Guinée : Victime de fistules obstétricales, Mariam Camara explique son émouvante histoire

La fistule obstétricale est une maladie qui touche plusieurs femmes en république de Guinée. Souvent issues d’une famille pauvre, ces victimes sont rejetées par leur entourage et sont stigmatisées. Abandonnées à leur sort, certaines perdent la vie et d’autres ayant la chance reçoivent des soins grâce aux ONG qui luttent contre cette maladie qualifiée de la ‘’ maladie de honte’’.

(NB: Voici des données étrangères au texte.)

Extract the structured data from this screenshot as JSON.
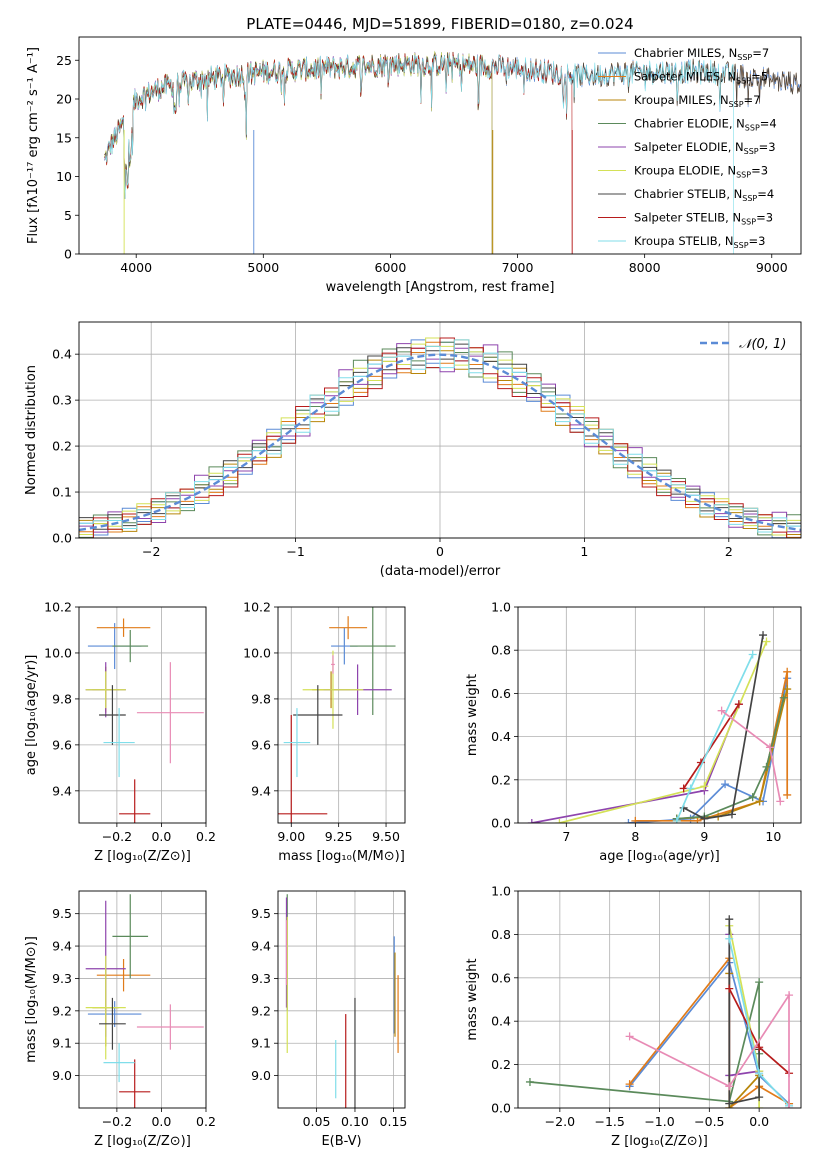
{
  "chart_data": [
    {
      "id": "spectrum",
      "type": "line",
      "title": "PLATE=0446, MJD=51899, FIBERID=0180, z=0.024",
      "xlabel": "wavelength [Angstrom, rest frame]",
      "ylabel": "Flux [fλ10⁻¹⁷ erg cm⁻² s⁻¹ A⁻¹]",
      "xlim": [
        3550,
        9230
      ],
      "ylim": [
        0,
        28
      ],
      "xticks": [
        4000,
        5000,
        6000,
        7000,
        8000,
        9000
      ],
      "yticks": [
        0,
        5,
        10,
        15,
        20,
        25
      ],
      "legend_position": "top-right",
      "shape": {
        "x": [
          3750,
          3800,
          3900,
          4000,
          4200,
          4500,
          5000,
          5500,
          6000,
          6500,
          7000,
          7500,
          8000,
          8500,
          9000,
          9200
        ],
        "y": [
          12,
          14,
          17,
          20,
          21.5,
          22.5,
          23.5,
          24,
          24.5,
          24.5,
          24,
          23,
          23.5,
          23.5,
          22.5,
          22
        ]
      },
      "series": [
        {
          "name": "Chabrier MILES, N",
          "sub": "SSP",
          "suffix": "=7",
          "color": "#5b8bd6",
          "x_end": 9230
        },
        {
          "name": "Salpeter MILES, N",
          "sub": "SSP",
          "suffix": "=5",
          "color": "#e07b1a",
          "x_end": 9230
        },
        {
          "name": "Kroupa MILES, N",
          "sub": "SSP",
          "suffix": "=7",
          "color": "#b8860b",
          "x_end": 6800
        },
        {
          "name": "Chabrier ELODIE, N",
          "sub": "SSP",
          "suffix": "=4",
          "color": "#5b8a5b",
          "x_end": 6800
        },
        {
          "name": "Salpeter ELODIE, N",
          "sub": "SSP",
          "suffix": "=3",
          "color": "#8e44ad",
          "x_end": 6800
        },
        {
          "name": "Kroupa ELODIE, N",
          "sub": "SSP",
          "suffix": "=3",
          "color": "#d4e157",
          "x_end": 6800
        },
        {
          "name": "Chabrier STELIB, N",
          "sub": "SSP",
          "suffix": "=4",
          "color": "#444444",
          "x_end": 9230
        },
        {
          "name": "Salpeter STELIB, N",
          "sub": "SSP",
          "suffix": "=3",
          "color": "#b71c1c",
          "x_end": 7430
        },
        {
          "name": "Kroupa STELIB, N",
          "sub": "SSP",
          "suffix": "=3",
          "color": "#80deea",
          "x_end": 8700
        }
      ]
    },
    {
      "id": "residuals",
      "type": "bar",
      "xlabel": "(data-model)/error",
      "ylabel": "Normed distribution",
      "xlim": [
        -2.5,
        2.5
      ],
      "ylim": [
        0,
        0.47
      ],
      "xticks": [
        -2,
        -1,
        0,
        1,
        2
      ],
      "xtick_labels": [
        "−2",
        "−1",
        "0",
        "1",
        "2"
      ],
      "yticks": [
        0.0,
        0.1,
        0.2,
        0.3,
        0.4
      ],
      "bin_width": 0.1,
      "legend_label": "𝒩(0, 1)",
      "legend_position": "top-right",
      "deviations": [
        [
          0.02,
          -0.03,
          0.01,
          0.04,
          -0.02,
          0.03,
          -0.01,
          0.02,
          -0.04,
          0.01
        ],
        [
          -0.01,
          0.02,
          -0.03,
          0.01,
          0.03,
          -0.02,
          0.04,
          -0.01,
          0.02,
          -0.03
        ],
        [
          0.03,
          0.01,
          -0.02,
          -0.04,
          0.02,
          0.01,
          -0.03,
          0.03,
          0.01,
          -0.02
        ],
        [
          -0.03,
          0.04,
          0.02,
          -0.01,
          -0.03,
          0.03,
          0.01,
          -0.04,
          0.02,
          0.05
        ],
        [
          0.01,
          -0.02,
          0.04,
          0.02,
          -0.01,
          -0.04,
          0.02,
          0.01,
          0.05,
          -0.01
        ],
        [
          -0.02,
          0.01,
          -0.01,
          0.03,
          0.04,
          0.02,
          -0.02,
          0.02,
          -0.03,
          0.03
        ],
        [
          0.04,
          -0.01,
          0.03,
          -0.02,
          0.01,
          -0.01,
          0.03,
          -0.02,
          0.01,
          0.02
        ],
        [
          -0.04,
          0.03,
          -0.02,
          0.02,
          -0.03,
          0.04,
          -0.01,
          0.03,
          -0.02,
          -0.04
        ],
        [
          0.02,
          0.02,
          0.01,
          -0.03,
          0.02,
          -0.03,
          0.04,
          -0.03,
          0.03,
          0.01
        ]
      ]
    },
    {
      "id": "age-vs-Z",
      "type": "scatter",
      "xlabel": "Z [log₁₀(Z/Z⊙)]",
      "ylabel": "age  [log₁₀(age/yr)]",
      "xlim": [
        -0.37,
        0.2
      ],
      "ylim": [
        9.26,
        10.2
      ],
      "xticks": [
        -0.2,
        0.0,
        0.2
      ],
      "xtick_labels": [
        "−0.2",
        "0.0",
        "0.2"
      ],
      "yticks": [
        9.4,
        9.6,
        9.8,
        10.0,
        10.2
      ],
      "points": [
        {
          "x": -0.21,
          "xerr": 0.12,
          "y": 10.03,
          "yerr": 0.1,
          "color": "#5b8bd6"
        },
        {
          "x": -0.17,
          "xerr": 0.12,
          "y": 10.11,
          "yerr": 0.04,
          "color": "#e07b1a"
        },
        {
          "x": -0.25,
          "xerr": 0.06,
          "y": 9.84,
          "yerr": 0.1,
          "color": "#b8860b"
        },
        {
          "x": -0.14,
          "xerr": 0.08,
          "y": 10.03,
          "yerr": 0.07,
          "color": "#5b8a5b"
        },
        {
          "x": -0.25,
          "xerr": 0.09,
          "y": 9.84,
          "yerr": 0.12,
          "color": "#8e44ad"
        },
        {
          "x": -0.25,
          "xerr": 0.09,
          "y": 9.84,
          "yerr": 0.08,
          "color": "#d4e157"
        },
        {
          "x": -0.22,
          "xerr": 0.06,
          "y": 9.73,
          "yerr": 0.13,
          "color": "#444444"
        },
        {
          "x": -0.12,
          "xerr": 0.07,
          "y": 9.3,
          "yerr": 0.15,
          "color": "#b71c1c"
        },
        {
          "x": -0.19,
          "xerr": 0.07,
          "y": 9.61,
          "yerr": 0.15,
          "color": "#80deea"
        },
        {
          "x": 0.04,
          "xerr": 0.15,
          "y": 9.74,
          "yerr": 0.22,
          "color": "#e88bb5"
        }
      ]
    },
    {
      "id": "age-vs-mass",
      "type": "scatter",
      "xlabel": "mass [log₁₀(M/M⊙)]",
      "xlim": [
        8.93,
        9.6
      ],
      "ylim": [
        9.26,
        10.2
      ],
      "xticks": [
        9.0,
        9.25,
        9.5
      ],
      "xtick_labels": [
        "9.00",
        "9.25",
        "9.50"
      ],
      "yticks": [
        9.4,
        9.6,
        9.8,
        10.0,
        10.2
      ],
      "points": [
        {
          "x": 9.28,
          "xerr": 0.07,
          "y": 10.03,
          "yerr": 0.08,
          "color": "#5b8bd6"
        },
        {
          "x": 9.3,
          "xerr": 0.1,
          "y": 10.11,
          "yerr": 0.05,
          "color": "#e07b1a"
        },
        {
          "x": 9.21,
          "xerr": 0.1,
          "y": 9.84,
          "yerr": 0.08,
          "color": "#b8860b"
        },
        {
          "x": 9.43,
          "xerr": 0.12,
          "y": 10.03,
          "yerr": 0.3,
          "color": "#5b8a5b"
        },
        {
          "x": 9.35,
          "xerr": 0.18,
          "y": 9.84,
          "yerr": 0.11,
          "color": "#8e44ad"
        },
        {
          "x": 9.22,
          "xerr": 0.16,
          "y": 9.84,
          "yerr": 0.17,
          "color": "#d4e157"
        },
        {
          "x": 9.14,
          "xerr": 0.13,
          "y": 9.73,
          "yerr": 0.13,
          "color": "#444444"
        },
        {
          "x": 9.0,
          "xerr": 0.19,
          "y": 9.3,
          "yerr": 0.43,
          "color": "#b71c1c"
        },
        {
          "x": 9.03,
          "xerr": 0.07,
          "y": 9.61,
          "yerr": 0.15,
          "color": "#80deea"
        },
        {
          "x": 9.22,
          "xerr": 0.01,
          "y": 9.95,
          "yerr": 0.04,
          "color": "#e88bb5"
        }
      ]
    },
    {
      "id": "massweight-vs-age",
      "type": "line",
      "xlabel": "age  [log₁₀(age/yr)]",
      "ylabel": "mass weight",
      "xlim": [
        6.3,
        10.4
      ],
      "ylim": [
        0,
        1.0
      ],
      "xticks": [
        7,
        8,
        9,
        10
      ],
      "yticks": [
        0.0,
        0.2,
        0.4,
        0.6,
        0.8,
        1.0
      ],
      "series": [
        {
          "color": "#5b8bd6",
          "x": [
            7.9,
            8.8,
            9.3,
            9.85,
            10.2
          ],
          "y": [
            0.0,
            0.02,
            0.18,
            0.1,
            0.67
          ]
        },
        {
          "color": "#e07b1a",
          "x": [
            8.0,
            8.9,
            9.8,
            10.2,
            10.2
          ],
          "y": [
            0.01,
            0.01,
            0.1,
            0.7,
            0.13
          ]
        },
        {
          "color": "#b8860b",
          "x": [
            8.6,
            9.2,
            9.8,
            10.2
          ],
          "y": [
            0.02,
            0.03,
            0.1,
            0.62
          ]
        },
        {
          "color": "#5b8a5b",
          "x": [
            8.6,
            9.0,
            9.7,
            9.9,
            10.15
          ],
          "y": [
            0.02,
            0.03,
            0.12,
            0.26,
            0.58
          ]
        },
        {
          "color": "#8e44ad",
          "x": [
            6.5,
            9.0,
            9.5
          ],
          "y": [
            0.0,
            0.15,
            0.55
          ]
        },
        {
          "color": "#d4e157",
          "x": [
            6.9,
            9.0,
            9.9
          ],
          "y": [
            0.0,
            0.17,
            0.84
          ]
        },
        {
          "color": "#444444",
          "x": [
            8.7,
            9.0,
            9.4,
            9.85
          ],
          "y": [
            0.07,
            0.02,
            0.04,
            0.87
          ]
        },
        {
          "color": "#b71c1c",
          "x": [
            8.7,
            8.95,
            9.5
          ],
          "y": [
            0.16,
            0.28,
            0.55
          ]
        },
        {
          "color": "#80deea",
          "x": [
            8.6,
            8.8,
            9.7
          ],
          "y": [
            0.01,
            0.16,
            0.78
          ]
        },
        {
          "color": "#e88bb5",
          "x": [
            9.25,
            9.95,
            10.1
          ],
          "y": [
            0.52,
            0.35,
            0.1
          ]
        }
      ]
    },
    {
      "id": "mass-vs-Z",
      "type": "scatter",
      "xlabel": "Z [log₁₀(Z/Z⊙)]",
      "ylabel": "mass [log₁₀(M/M⊙)]",
      "xlim": [
        -0.37,
        0.2
      ],
      "ylim": [
        8.9,
        9.57
      ],
      "xticks": [
        -0.2,
        0.0,
        0.2
      ],
      "xtick_labels": [
        "−0.2",
        "0.0",
        "0.2"
      ],
      "yticks": [
        9.0,
        9.1,
        9.2,
        9.3,
        9.4,
        9.5
      ],
      "points": [
        {
          "x": -0.21,
          "xerr": 0.12,
          "y": 9.19,
          "yerr": 0.04,
          "color": "#5b8bd6"
        },
        {
          "x": -0.17,
          "xerr": 0.12,
          "y": 9.31,
          "yerr": 0.05,
          "color": "#e07b1a"
        },
        {
          "x": -0.25,
          "xerr": 0.06,
          "y": 9.21,
          "yerr": 0.12,
          "color": "#b8860b"
        },
        {
          "x": -0.14,
          "xerr": 0.08,
          "y": 9.43,
          "yerr": 0.13,
          "color": "#5b8a5b"
        },
        {
          "x": -0.25,
          "xerr": 0.09,
          "y": 9.33,
          "yerr": 0.21,
          "color": "#8e44ad"
        },
        {
          "x": -0.25,
          "xerr": 0.09,
          "y": 9.21,
          "yerr": 0.16,
          "color": "#d4e157"
        },
        {
          "x": -0.22,
          "xerr": 0.06,
          "y": 9.16,
          "yerr": 0.08,
          "color": "#444444"
        },
        {
          "x": -0.12,
          "xerr": 0.07,
          "y": 8.95,
          "yerr": 0.1,
          "color": "#b71c1c"
        },
        {
          "x": -0.19,
          "xerr": 0.07,
          "y": 9.04,
          "yerr": 0.06,
          "color": "#80deea"
        },
        {
          "x": 0.04,
          "xerr": 0.15,
          "y": 9.15,
          "yerr": 0.07,
          "color": "#e88bb5"
        }
      ]
    },
    {
      "id": "mass-vs-EBV",
      "type": "scatter",
      "xlabel": "E(B-V)",
      "xlim": [
        0.0,
        0.165
      ],
      "ylim": [
        8.9,
        9.57
      ],
      "xticks": [
        0.05,
        0.1,
        0.15
      ],
      "xtick_labels": [
        "0.05",
        "0.10",
        "0.15"
      ],
      "yticks": [
        9.0,
        9.1,
        9.2,
        9.3,
        9.4,
        9.5
      ],
      "points": [
        {
          "x": 0.151,
          "y": 9.28,
          "yerr": 0.15,
          "color": "#5b8bd6"
        },
        {
          "x": 0.156,
          "y": 9.19,
          "yerr": 0.12,
          "color": "#e07b1a"
        },
        {
          "x": 0.152,
          "y": 9.25,
          "yerr": 0.13,
          "color": "#b8860b"
        },
        {
          "x": 0.012,
          "y": 9.38,
          "yerr": 0.18,
          "color": "#5b8a5b"
        },
        {
          "x": 0.011,
          "y": 9.38,
          "yerr": 0.17,
          "color": "#8e44ad"
        },
        {
          "x": 0.012,
          "y": 9.28,
          "yerr": 0.21,
          "color": "#d4e157"
        },
        {
          "x": 0.1,
          "y": 9.06,
          "yerr": 0.18,
          "color": "#444444"
        },
        {
          "x": 0.088,
          "y": 9.02,
          "yerr": 0.17,
          "color": "#b71c1c"
        },
        {
          "x": 0.075,
          "y": 9.02,
          "yerr": 0.09,
          "color": "#80deea"
        },
        {
          "x": 0.011,
          "y": 9.38,
          "yerr": 0.1,
          "color": "#e88bb5"
        }
      ]
    },
    {
      "id": "massweight-vs-Z",
      "type": "line",
      "xlabel": "Z [log₁₀(Z/Z⊙)]",
      "ylabel": "mass weight",
      "xlim": [
        -2.42,
        0.42
      ],
      "ylim": [
        0,
        1.0
      ],
      "xticks": [
        -2.0,
        -1.5,
        -1.0,
        -0.5,
        0.0
      ],
      "xtick_labels": [
        "−2.0",
        "−1.5",
        "−1.0",
        "−0.5",
        "0.0"
      ],
      "yticks": [
        0.0,
        0.2,
        0.4,
        0.6,
        0.8,
        1.0
      ],
      "series": [
        {
          "color": "#5b8bd6",
          "x": [
            -1.3,
            -0.3,
            0.0,
            0.3
          ],
          "y": [
            0.1,
            0.67,
            0.15,
            0.02
          ]
        },
        {
          "color": "#e07b1a",
          "x": [
            -1.3,
            -0.3,
            -0.3,
            0.0,
            0.3
          ],
          "y": [
            0.11,
            0.69,
            0.0,
            0.1,
            0.02
          ]
        },
        {
          "color": "#b8860b",
          "x": [
            -0.3,
            -0.3,
            0.0
          ],
          "y": [
            0.62,
            0.0,
            0.15
          ]
        },
        {
          "color": "#5b8a5b",
          "x": [
            -2.3,
            -0.3,
            0.0,
            0.0
          ],
          "y": [
            0.12,
            0.03,
            0.58,
            0.25
          ]
        },
        {
          "color": "#8e44ad",
          "x": [
            -0.3,
            -0.3,
            0.0
          ],
          "y": [
            0.8,
            0.15,
            0.17
          ]
        },
        {
          "color": "#d4e157",
          "x": [
            -0.3,
            0.0,
            0.0
          ],
          "y": [
            0.84,
            0.17,
            0.0
          ]
        },
        {
          "color": "#444444",
          "x": [
            -0.3,
            -0.3,
            0.0,
            0.0
          ],
          "y": [
            0.87,
            0.02,
            0.05,
            0.27
          ]
        },
        {
          "color": "#b71c1c",
          "x": [
            -0.3,
            0.0,
            0.3
          ],
          "y": [
            0.55,
            0.28,
            0.16
          ]
        },
        {
          "color": "#80deea",
          "x": [
            -0.3,
            0.0,
            0.3
          ],
          "y": [
            0.78,
            0.16,
            0.01
          ]
        },
        {
          "color": "#e88bb5",
          "x": [
            -1.3,
            -0.3,
            0.3,
            0.3
          ],
          "y": [
            0.33,
            0.1,
            0.52,
            0.0
          ]
        }
      ]
    }
  ]
}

Mariama Camara, une jeune dame qui vivait dans une localité de la préfecture de Télimélé est devenue fistuleuse quand elle est tombée enceinte « la maladie là m’a eue lorsque j’étais enceinte. J’étais couchée la nuit d’un lundi, mon ventre a commencé à me faire mal jusqu’au petit matin, j’ai mis en commission quelqu’un pour aller chercher la petite sœur de ma maman avec laquelle je suis venue ici. Lorsqu’elle est venue, elle est restée auprès de moi durant un à deux jours et je n’arrivais toujours pas à accoucher. Je leur ai dit d’appeler mon grand-père pour que je puisse aller à l’hôpital. Ils m’ont dit qu’ils n’ont pas l’argent pour l’hôpital, que je ne peux pas aller accoucher à l’hôpital, je leur ai dit que je ne pouvais pas accoucher, si je ne pars pas à l’hôpital. C’est ainsi, ils m’ont envoyé dans un village voisin et c’était le troisième jour de mes maux de ventre. Le bébé était décédé dans mon ventre. Ceux-là m’ont dit qu’ils peuvent enlever le bébé dans mon ventre, les gens se sont opposés de nous laisser partir dans un hôpital approprié, ils ont dit non qu’ils peuvent. On nous a fait rentrer dans la salle, ils ont commencé à me dire de pousser pour que je puisse accoucher, mais je ne pouvais pas, ils ont forcé à avoir l’enfant jusqu’à ce que ma vessie s’est déchirée. Et ils ont commencé à couper quelques parties du bébé, le reste étaient dans mon ventre. On s’est retourné au village, mais la nuit je ne dormais pas, mon ventre me faisait très mal. J’ai appelé mon mari, je lui ai dit de m’envoyer à l’hôpital, il m’a dit qu’il n’a rien, je lui ai dit d’aller prendre du crédit ou annoncer le problème à la mosquée pour qu’ils puissent nous aider. C’est ainsi nous avons quitté pour venir à l’hôpital de “Tondon”, là-bas ils m’ont visitée, ils ont vu qu’ils ne peuvent pas régler ma situation qui est grave, ils ont appelé Dubréka pour venir me chercher. Quand nous sommes venus à Dubréka, ceux-ci aussi ont dit que ma situation est grave de m’évacuer à Ignace Deen. À Ignace Deen, on nous a trainés dans plusieurs salles parce qu’on n’avait pas d’argent Ils nous ont dit d’aller pour revenir le lundi, nous sommes allés à Enta. Le matin on m’a envoyée dans trois hôpitaux d’Enta, ceux-là aussi on dit que ce n’est pas leur travail », se souvient-elle.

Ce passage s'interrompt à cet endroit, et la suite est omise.